DATE 2021 became a virtual conference due to the worldwide COVID-19 pandemic (click here for more details)

Taking into consideration the continued erratic development of the worldwide COVID-19 pandemic and the accompanying restrictions of worldwide travelling as well as the safety and health of the DATE community, the Organizing Committees decided to host DATE 2021 as a virtual conference in early February 2021. Unfortunately, the current situation does not allow a face-to-face conference in Grenoble, France.

The Organizing Committees are working intensively to create a virtual conference that gives as much of a real conference atmosphere as possible.
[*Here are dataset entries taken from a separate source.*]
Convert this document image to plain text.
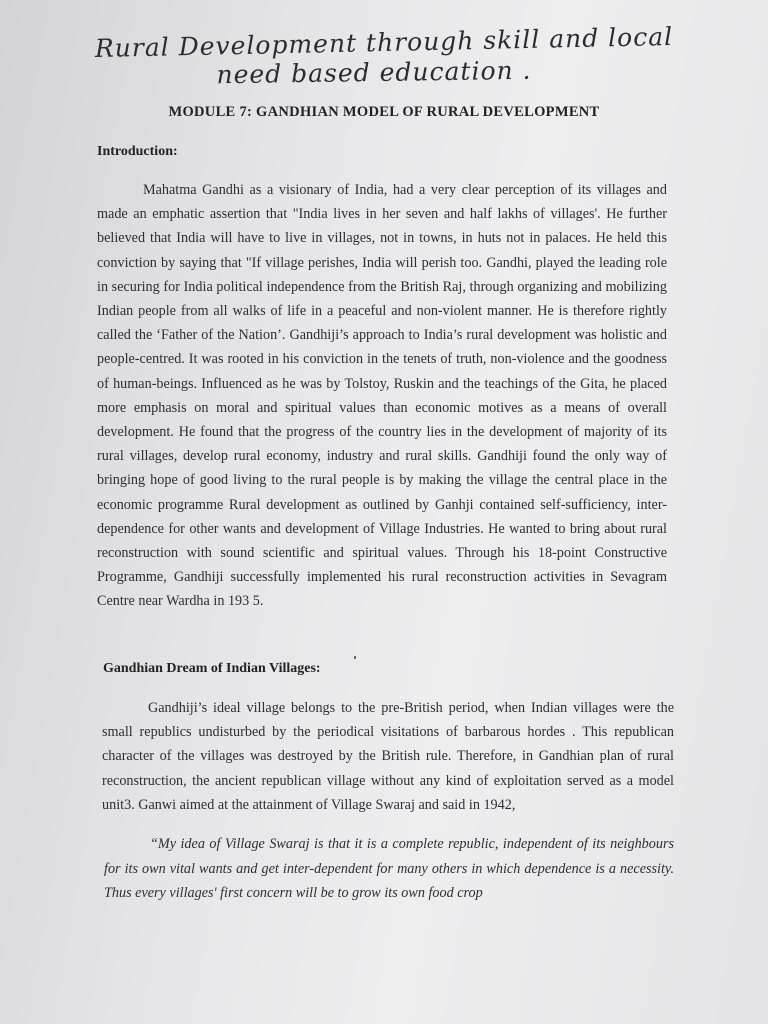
Rural Development through skill and local
need based education .
MODULE 7: GANDHIAN MODEL OF RURAL DEVELOPMENT
Introduction:

Mahatma Gandhi as a visionary of India, had a very clear perception of its villages and made an emphatic assertion that "India lives in her seven and half lakhs of villages'. He further believed that India will have to live in villages, not in towns, in huts not in palaces. He held this conviction by saying that "If village perishes, India will perish too. Gandhi, played the leading role in securing for India political independence from the British Raj, through organizing and mobilizing Indian people from all walks of life in a peaceful and non-violent manner. He is therefore rightly called the ‘Father of the Nation’. Gandhiji’s approach to India’s rural development was holistic and people-centred. It was rooted in his conviction in the tenets of truth, non-violence and the goodness of human-beings. Influenced as he was by Tolstoy, Ruskin and the teachings of the Gita, he placed more emphasis on moral and spiritual values than economic motives as a means of overall development. He found that the progress of the country lies in the development of majority of its rural villages, develop rural economy, industry and rural skills. Gandhiji found the only way of bringing hope of good living to the rural people is by making the village the central place in the economic programme Rural development as outlined by Ganhji contained self-sufficiency, inter-dependence for other wants and development of Village Industries. He wanted to bring about rural reconstruction with sound scientific and spiritual values. Through his 18-point Constructive Programme, Gandhiji successfully implemented his rural reconstruction activities in Sevagram Centre near Wardha in 193 5.

Gandhian Dream of Indian Villages:

Gandhiji’s ideal village belongs to the pre-British period, when Indian villages were the small republics undisturbed by the periodical visitations of barbarous hordes . This republican character of the villages was destroyed by the British rule. Therefore, in Gandhian plan of rural reconstruction, the ancient republican village without any kind of exploitation served as a model unit3. Ganwi aimed at the attainment of Village Swaraj and said in 1942,

“My idea of Village Swaraj is that it is a complete republic, independent of its neighbours for its own vital wants and get inter-dependent for many others in which dependence is a necessity. Thus every villages' first concern will be to grow its own food crop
IP6_4 Interactive Presentations

Date: Wednesday, 03 February 2021
Time: 17:00 - 17:30

Interactive Presentations run simultaneously during a 30-minute slot. Additionally, each IP paper is briefly introduced in a one-minute presentation in a corresponding regular session

Label Presentation Title
Authors
IP6_4.1 A CASE FOR EMERGING MEMORIES IN DNN ACCELERATORS
Speaker:
Avilash Mukherjee, University of British Columbia, CA
Authors:
Avilash Mukherjee1, Kumar Saurav2, Prashant Nair1, Sudip Shekhar1 and Mieszko Lis1
1University of British Columbia, CA; 2QUALCOMM INDIA, IN
Abstract
The popularity of Deep Neural Networks (DNNs) has led to many DNN accelerator architectures, which typically focus on the on-chip storage and computation costs. However, much of the energy is spent on accesses to off-chip DRAM memory. While emerging resistive memory technologies such as MRAM, PCM, and RRAM can potentially reduce this energy component, they suffer from drawbacks such as low endurance that prevent them from being a DRAM replacement in DNN applications. In this paper, we examine how DNN accelerators can be designed to overcome these limitations and how emerging memories can be used for off-chip storage. We demonstrate that through (a) careful mapping of DNN computation to the accelerator and (b) a hybrid setup (both DRAM and an emerging memory), we can reduce inference energy over a DRAM-only design by a factor ranging from 1.12x on EfficientNetB7 to 6.3x on ResNet-50, while also increasing the endurance from 2 weeks to over a decade. As the energy benefits vary dramatically across DNN models, we also develop a simple analytical heuristic solely based on DNN model parameters that predicts the suitability of a given DNN for emerging-memory-based accelerators.